To ritually create mammals – CrAn base 10 for corpse +1 touch +1 size – get a full cow or auroch for meat. However, magically creating meat only gets you so much, actual breeding stock is better if you have the land. CrAn base 15 if you’re creating living ones – so level 20 gets 1 sheep or pig, 30 gets 10, 35 gets 100 – at this point you’re getting enough to stock farms. Typical livestock income is 1000 pigs, so level 40 ritual to set up and you need enough land and farmers. Therefore the ritual Stock the Farm CrAn 40 creates 1000 pigs, and a version Stock the Fields exists for 1000 sheep. Cattle would need a size modifier.

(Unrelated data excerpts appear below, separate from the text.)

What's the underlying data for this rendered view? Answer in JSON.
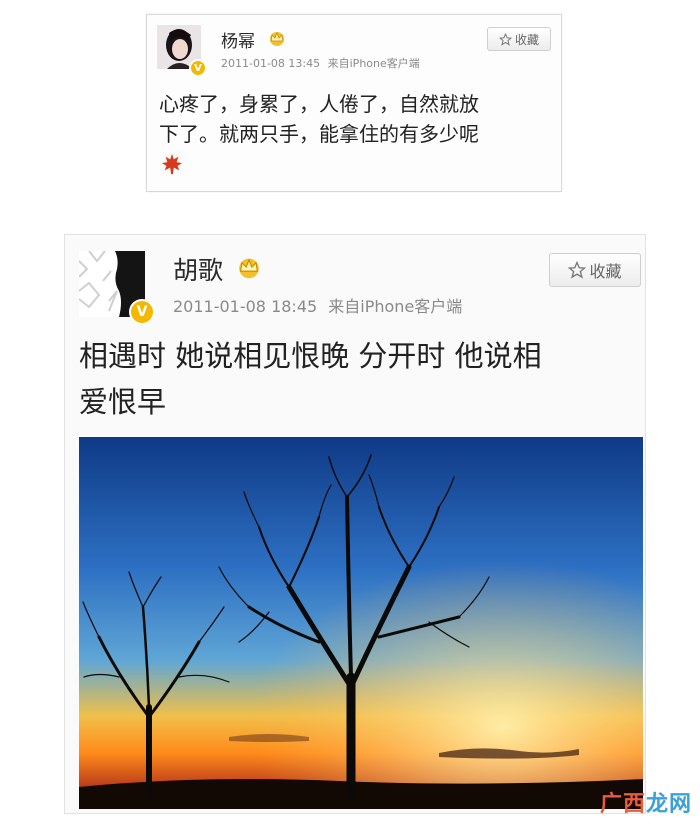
{
  "post1": {
    "username": "杨幂",
    "verified_badge": "V",
    "timestamp": "2011-01-08 13:45",
    "source": "来自iPhone客户端",
    "favorite_label": "收藏",
    "content_line1": "心疼了，身累了，人倦了，自然就放",
    "content_line2": "下了。就两只手，能拿住的有多少呢",
    "icons": {
      "crown": "crown-icon",
      "star": "star-outline-icon",
      "emoji": "maple-leaf-icon"
    }
  },
  "post2": {
    "username": "胡歌",
    "verified_badge": "V",
    "timestamp": "2011-01-08 18:45",
    "source": "来自iPhone客户端",
    "favorite_label": "收藏",
    "content_line1": "相遇时 她说相见恨晚 分开时 他说相",
    "content_line2": "爱恨早",
    "icons": {
      "crown": "crown-icon",
      "star": "star-outline-icon"
    },
    "photo": {
      "description_type": "sunset-trees-image"
    }
  },
  "watermark": {
    "part1": "广西",
    "part2": "龙网"
  },
  "colors": {
    "badge": "#f5b800",
    "meta": "#8a8a8a",
    "emoji": "#d83a1e",
    "sky_top": "#1d4fa0",
    "sunset": "#ff8c1a"
  }
}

Alternatively with a size modifier level 25 gets 1 horse, level 30 gets 10, 35 gets 100 horses - £2 each by C&G (2 per ton, £4 standard quality) so assuming you have a market big enough to sell that many horses you could make money.

As an out-there idea to test the limits of hermetic theory, you could make a touch-range item which does CrAn 15 create animal +1 touch +2 sun for level 30 and +4 levels for continuous effect (2 charges/day and sunrise/sunset trigger) for total level 34. This item conjures a sheep out of thin air. Feed the magical sheep grass and it will create droppings as normal. Over the course of 12 months it slowly turns grass into real sheep flesh. After 12 months, deactivate the device - suddenly your sheep dies, but as it's been eating real food for a year, I believe it leaves behind actual meat and hide. Ludicrously inefficent but allows you to test the limits of Creo magic.

I think technically you may have a different sheep every sunrise and sunset so that the food would not accumulate in this way- I'm not certain it would even if this was the same created sheep.